The above map provides state-level attainment rates. The attainment rate is the percentage of the population with a certification or license, according to the LMI Institute’s analysis of Current Population Survey data made available by the Bureau of Labor Statistics.
This article is part of a series of reports on new estimates from the Labor Market Information Institute State Certification and Licenses Data Tables.
Eighteen percent of the United States civilian non-institutional population aged 16 years or older has a certification or license. Across states, the percentage of the population with a certification or license ranges from 15 percent in California to 22 percent in Maine. Across occupations, the difference in average weekly earnings for those with a certification or license ranges from $70 to $744.

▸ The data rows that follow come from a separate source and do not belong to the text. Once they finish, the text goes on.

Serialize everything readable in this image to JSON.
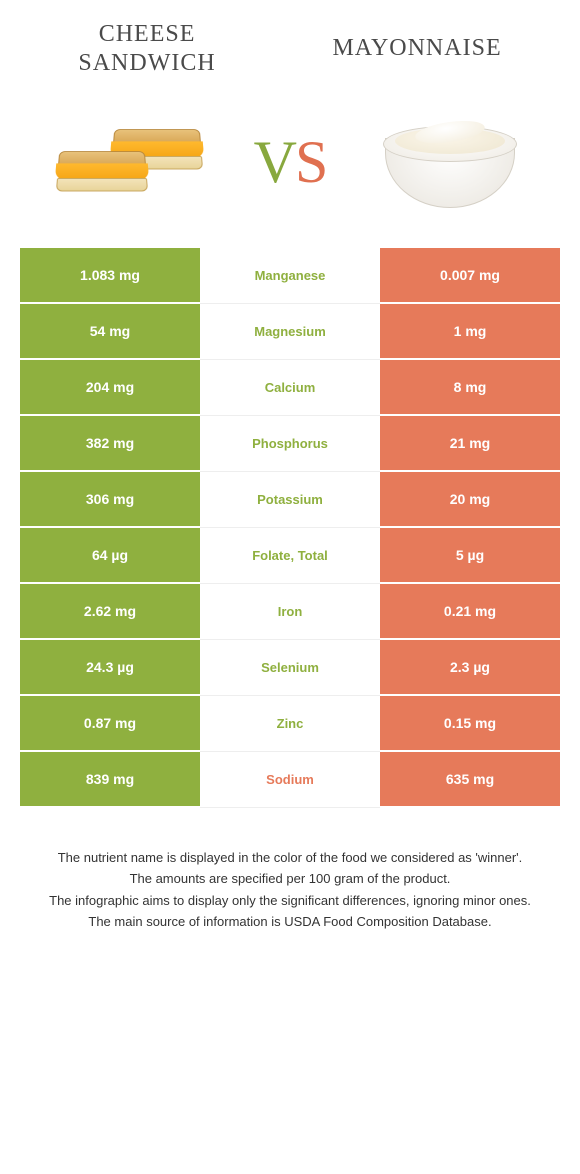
{
  "header": {
    "left_title_line1": "Cheese",
    "left_title_line2": "sandwich",
    "right_title": "Mayonnaise"
  },
  "vs": {
    "v": "V",
    "s": "S"
  },
  "colors": {
    "left": "#8fb03f",
    "right": "#e67a5a",
    "bg": "#ffffff"
  },
  "table": {
    "rows": [
      {
        "nutrient": "Manganese",
        "left": "1.083 mg",
        "right": "0.007 mg",
        "winner": "left"
      },
      {
        "nutrient": "Magnesium",
        "left": "54 mg",
        "right": "1 mg",
        "winner": "left"
      },
      {
        "nutrient": "Calcium",
        "left": "204 mg",
        "right": "8 mg",
        "winner": "left"
      },
      {
        "nutrient": "Phosphorus",
        "left": "382 mg",
        "right": "21 mg",
        "winner": "left"
      },
      {
        "nutrient": "Potassium",
        "left": "306 mg",
        "right": "20 mg",
        "winner": "left"
      },
      {
        "nutrient": "Folate, total",
        "left": "64 µg",
        "right": "5 µg",
        "winner": "left"
      },
      {
        "nutrient": "Iron",
        "left": "2.62 mg",
        "right": "0.21 mg",
        "winner": "left"
      },
      {
        "nutrient": "Selenium",
        "left": "24.3 µg",
        "right": "2.3 µg",
        "winner": "left"
      },
      {
        "nutrient": "Zinc",
        "left": "0.87 mg",
        "right": "0.15 mg",
        "winner": "left"
      },
      {
        "nutrient": "Sodium",
        "left": "839 mg",
        "right": "635 mg",
        "winner": "right"
      }
    ]
  },
  "footnotes": {
    "line1": "The nutrient name is displayed in the color of the food we considered as 'winner'.",
    "line2": "The amounts are specified per 100 gram of the product.",
    "line3": "The infographic aims to display only the significant differences, ignoring minor ones.",
    "line4": "The main source of information is USDA Food Composition Database."
  }
}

While non-academic credentials are not as common as a college degree, they do boost employability and earnings, providing opportunities for those with and without a college degree to advance their career. Attainment of certifications and licenses increases by education level and is generally associated with higher earnings.
As the first state-level estimates of certification and license attainment for the United States, the State Certification and Licenses Data Tables are a new tool for specialists in workforce, education, and economic development. Previous state-level research into certifications and licenses sought to categorize and analyze licensed occupations, measure the burden of attaining licensure, or estimate the count of different licenses nationwide. The State Certification and Licenses Data Tables report the labor force status and earnings for the population with and without a certification or license by age, gender, race and ethnicity, occupation, and industry.
The State Certification and Licenses Data Tables have several key limitations derived from the design of the Bureau of Labor Statistics’ Current Population Survey (CPS). First, due to the limited number of questions included in the survey instrument, it is difficult to separate the attainment of certifications and licenses. Licenses are authorized by a government licensing agency and convey legal authority to work in an occupation, while certifications are awarded by non-governmental bodies. Second, the survey does not collect data on the specific certifications or licenses held by individuals. For example, CPS data only notes whether a worker in a computer and mathematical occupation has a certification and/or license or not – it doesn’t distinguish whether the individual held a Comptia Security+ or Project Management Professional certification. Lastly, the State Certification and Licenses Data Tables provide limited information on persons with lower levels of education and in smaller racial/ethnic groups due to smaller available samples. To account for this smaller sample size, the State Certification and Licenses Data Tables rely on a 3 year estimate of CPS data currently spanning 2016 to 2018.
Despite these limitations, the Labor Market Information (LMI) Institute is excited for its state LMI partners to engage with the State Certification and Licenses Data Tables. State LMI shops have the necessary familiarity, data, and tools to understand these estimates within the context of their state. Combined with an understanding of their state’s trends, LMI researchers can utilize these estimates to better understand of the effect of non-degree credentials on labor market outcomes in their state. LMI Institute will also be publishing public views for a broader audience. See the map above and follow the link to explore the data.
The Bureau of Labor Statistics’ (BLS) Current Population Survey collects information on the prevalence of certifications and licenses in the United States, published annually. Using this data, the Labor Market Information (LMI) Institute produced state-level estimates on the prevalence of certifications and licenses, including tables comparing certification and licensure by educational attainment across occupations, age, race and ethnicity, and gender.